One doubt. To test this we created two schemas(and tables). Schema1
Copy code
{
  "schemaName": "ztest_schema_max",
  "dimensionFieldSpecs": [
    {
      "name": "column1",
      "dataType": "STRING",
      "maxLength": 1000000
    },
    {
      "name": "column2",
      "dataType": "STRING",
      "maxLength": 1000000
    }
  ],
  "dateTimeFieldSpecs": [
    {
      "name": "producer_timestamp",
      "dataType": "LONG",
      "format": "1:SECONDS:EPOCH",
      "granularity": "1:SECONDS"
    }
  ]
}
Schema2
Copy code
{
  "schemaName": "ztest_schema",
  "dimensionFieldSpecs": [
    {
      "name": "column1",
      "dataType": "STRING"
    },
    {
      "name": "column2",
      "dataType": "STRING"
    }
  ],
  "dateTimeFieldSpecs": [
    {
      "name": "producer_timestamp",
      "dataType": "LONG",
      "format": "1:SECONDS:EPOCH",
      "granularity": "1:SECONDS"
    }
  ]
}
And inserted same data into both these tables. On pinot UI the size is reported as 730kb for both these tables.

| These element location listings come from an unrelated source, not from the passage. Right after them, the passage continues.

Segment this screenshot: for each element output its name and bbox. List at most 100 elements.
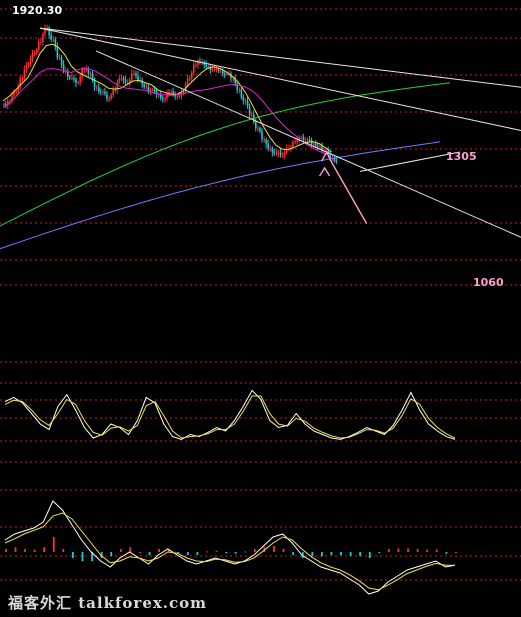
macd-bar-down <box>349 552 352 557</box>
candle-up <box>211 69 214 71</box>
candle-down <box>73 78 75 80</box>
candle-up <box>170 91 172 93</box>
candle-up <box>149 89 152 91</box>
candle-up <box>300 137 303 139</box>
macd-bar-up <box>62 549 65 552</box>
macd-bar-up <box>206 551 208 553</box>
price-panel <box>0 24 521 250</box>
macd-bar-up <box>387 549 390 552</box>
candle-up <box>215 69 218 71</box>
candle-up <box>213 69 216 71</box>
macd-bar-down <box>72 552 74 558</box>
watermark-text: 福客外汇 talkforex.com <box>8 594 208 612</box>
macd-bar-down <box>359 552 362 557</box>
macd-bar-down <box>110 552 113 557</box>
candle-down <box>56 46 59 58</box>
candle-up <box>319 146 321 148</box>
candle-down <box>104 91 106 94</box>
candle-down <box>60 57 63 65</box>
candle-up <box>220 71 222 73</box>
macd-bar-down <box>196 552 199 555</box>
candle-down <box>137 75 139 81</box>
candle-down <box>87 69 90 74</box>
candle-down <box>205 64 207 67</box>
candle-down <box>147 87 150 91</box>
candle-up <box>114 89 117 91</box>
candle-down <box>255 122 257 129</box>
candle-up <box>96 87 98 89</box>
candle-up <box>294 141 296 143</box>
candle-up <box>81 69 83 77</box>
candle-up <box>71 78 73 80</box>
candle-up <box>133 73 135 75</box>
candle-up <box>120 78 123 80</box>
candle-up <box>182 91 185 93</box>
candle-down <box>267 143 269 149</box>
candle-down <box>302 137 305 140</box>
candle-up <box>191 72 193 79</box>
candle-up <box>21 78 24 80</box>
candle-down <box>224 73 226 75</box>
candle-up <box>89 73 92 75</box>
candle-up <box>257 128 259 130</box>
candle-down <box>143 84 145 88</box>
candle-up <box>189 78 191 80</box>
macd-bar-down <box>378 552 381 554</box>
macd-bar-up <box>273 546 275 552</box>
candle-up <box>42 34 44 42</box>
candle-up <box>85 69 88 71</box>
macd-bar-up <box>158 549 160 552</box>
candle-down <box>69 76 71 79</box>
candle-down <box>106 93 108 99</box>
candle-up <box>83 69 86 71</box>
candle-down <box>242 97 245 101</box>
candle-up <box>110 94 112 99</box>
candle-down <box>246 100 249 107</box>
candle-up <box>31 53 34 60</box>
trendline-lower <box>95 50 521 238</box>
forecast-arrow-head <box>319 166 331 177</box>
candle-down <box>124 80 127 83</box>
candle-down <box>273 152 276 154</box>
macd-bar-up <box>52 537 55 552</box>
candle-down <box>261 131 263 140</box>
candle-down <box>153 89 156 92</box>
candle-down <box>162 97 164 99</box>
macd-bar-up <box>119 549 122 552</box>
candle-up <box>112 89 114 95</box>
oscillator-panel <box>4 389 456 440</box>
candle-up <box>282 155 284 157</box>
macd-bar-down <box>292 552 295 555</box>
candle-down <box>98 87 100 92</box>
candle-up <box>269 148 272 150</box>
candle-up <box>284 152 286 156</box>
candle-up <box>195 64 197 66</box>
candle-down <box>93 80 96 88</box>
ma-line-magenta <box>2 67 332 156</box>
trendline-middle <box>40 27 521 131</box>
macd-bar-down <box>320 552 323 557</box>
candle-up <box>3 104 5 106</box>
candle-up <box>238 89 241 91</box>
candle-up <box>263 139 265 141</box>
macd-bar-down <box>148 552 151 555</box>
macd-bar-up <box>215 550 218 552</box>
macd-bar-down <box>311 552 314 557</box>
macd-bar-down <box>330 552 333 555</box>
macd-bar-up <box>33 549 36 552</box>
ma-line-green <box>0 82 451 227</box>
macd-bar-up <box>407 548 409 552</box>
candle-up <box>178 96 181 98</box>
chart-canvas <box>0 8 521 595</box>
candle-up <box>77 82 79 84</box>
target-1305-label: 1305 <box>446 150 477 163</box>
candle-down <box>122 78 125 80</box>
candle-up <box>23 69 26 79</box>
macd-bar-down <box>225 552 228 554</box>
macd-bar-down <box>445 552 448 554</box>
candle-up <box>176 96 179 98</box>
candle-down <box>248 106 251 115</box>
candle-up <box>193 64 195 73</box>
macd-bar-down <box>234 552 237 554</box>
candle-up <box>29 59 32 65</box>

TableIndexConfig for both tables
Copy code
"tableIndexConfig": {
      "enableDefaultStarTree": false,
      "enableDynamicStarTreeCreation": false,
      "aggregateMetrics": false,
      "nullHandlingEnabled": false,
      "rangeIndexVersion": 1,
      "autoGeneratedInvertedIndex": false,
      "createInvertedIndexDuringSegmentGeneration": false,
      "streamConfigs": {
        "streamType": "kafka",
        "stream.kafka.consumer.type": "LowLevel",
        "stream.kafka.topic.name": "events.router.v2.live",
        "stream.kafka.decoder.class.name": "org.apache.pinot.plugin.stream.kafka.KafkaJSONMessageDecoder",
        "stream.kafka.consumer.factory.class.name": "org.apache.pinot.plugin.stream.kafka20.KafkaConsumerFactory",
        "stream.kafka.broker.list": "kafka-kafka-bootstrap.kafka.svc.cluster.local:9092",
        "stream.kafka.consumer.prop.auto.offset.reset": "smallest",
        "realtime.segment.flush.threshold.rows": "1",
        "realtime.segment.flush.threshold.time": "1d",
        "realtime.segment.flush.threshold.segment.size": "1m"
      },
      "loadMode": "MMAP"
    }
Total number of rows ingested = 206, Each row is just a duplicate of this.
Copy code
column1	column2	producer_timestamp
router.optimizer_visibility_event	router	1648643989
dictionarized strings will be padded to that length
Going by this I would expect table with 1MB columns should be significantly larger than the other. But that doesn’t seem to be the case here. Can you please help me understand why?
Not sure if this might matter but each segment has only 1 row(was testing).